Mais, Monsieur, que croyez-vous qu'il faille faire à cette maladie?
Sganarelle
Ce que
je crois qu'il faille faire?
Géronte
Oui.
Sganarelle
Mon avis
est qu'on la remette sur son lit, et qu'on lui fasse prendre pour remède
quantité de pain trempé dans du vin.
Géronte
Pourquoi
cela, Monsieur?
Sganarelle
Parce
qu'il y a dans le vin et le pain, mêlés ensemble, une vertu sympathique qui
fait parler. Ne voyez-vous pas bien qu'on ne donne autre chose aux
perroquets, et qu'ils apprennent à parler en mangeant de cela?
Géronte
Cela est
vrai. Ah! le grand homme! Vite, quantité de pain et de vin!
Sganarelle
Je
reviendrai voir, sur le soir, en quel état elle sera. (A la Nourrice)

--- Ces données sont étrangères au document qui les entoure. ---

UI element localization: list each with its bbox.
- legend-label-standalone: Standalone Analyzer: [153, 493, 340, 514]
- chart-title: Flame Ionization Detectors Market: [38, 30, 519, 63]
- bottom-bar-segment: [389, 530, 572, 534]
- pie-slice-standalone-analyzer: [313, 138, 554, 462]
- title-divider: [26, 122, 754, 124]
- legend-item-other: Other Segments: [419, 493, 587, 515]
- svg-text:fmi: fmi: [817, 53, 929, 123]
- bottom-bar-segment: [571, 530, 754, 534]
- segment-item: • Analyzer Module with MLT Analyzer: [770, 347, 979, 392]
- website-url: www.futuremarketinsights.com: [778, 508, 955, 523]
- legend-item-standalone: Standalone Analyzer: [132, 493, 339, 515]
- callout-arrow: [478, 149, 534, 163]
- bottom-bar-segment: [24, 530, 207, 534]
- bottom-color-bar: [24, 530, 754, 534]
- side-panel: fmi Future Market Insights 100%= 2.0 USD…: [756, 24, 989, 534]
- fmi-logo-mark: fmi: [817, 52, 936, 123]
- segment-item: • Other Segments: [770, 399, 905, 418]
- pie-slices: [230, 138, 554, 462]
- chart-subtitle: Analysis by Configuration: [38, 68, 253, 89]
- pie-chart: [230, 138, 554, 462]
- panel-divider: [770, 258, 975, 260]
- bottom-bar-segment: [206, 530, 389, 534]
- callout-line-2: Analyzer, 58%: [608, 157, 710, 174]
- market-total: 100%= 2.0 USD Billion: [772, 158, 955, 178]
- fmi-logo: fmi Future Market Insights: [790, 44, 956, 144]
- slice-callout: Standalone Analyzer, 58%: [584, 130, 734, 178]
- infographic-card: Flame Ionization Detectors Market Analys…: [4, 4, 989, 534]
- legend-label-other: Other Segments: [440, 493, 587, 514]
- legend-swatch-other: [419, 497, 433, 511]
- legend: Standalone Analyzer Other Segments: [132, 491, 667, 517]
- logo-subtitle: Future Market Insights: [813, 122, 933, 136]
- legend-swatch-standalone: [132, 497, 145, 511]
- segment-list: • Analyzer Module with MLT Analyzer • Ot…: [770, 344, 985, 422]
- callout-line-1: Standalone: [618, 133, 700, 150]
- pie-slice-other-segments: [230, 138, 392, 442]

Doucement, vous. Monsieur, voilà une nourrice à laquelle il faut que je fasse
quelques petits remèdes.
Jaqueline
Qui?
moi? Je me porte le mieux du monde.
Sganarelle
Tant
pis, Nourrice, tant pis. Cette grande santé est à craindre, et il ne sera
mauvais de vous faire quelque petite saignée amiable, de vous donner quelque
petit clystère dulcifiant.
Géronte
Mais,
Monsieur, voilà une mode que je ne comprends point. Pourquoi s'aller faire
saigner quand on n'a point de maladie?
Sganarelle
Il
n'importe, la mode en est salutaire; et comme on boit pour la soif à venir,
il faut se faire aussi saigner pour la maladie à venir.
Jaqueline,
en se retirant.
Ma fi!
je me moque de ça, et je ne veux point faire de mon corps une boutique
d'apothicaire.
Sganarelle
Vous
êtes rétive aux remèdes; mais nous saurons vous soumettre à la raison.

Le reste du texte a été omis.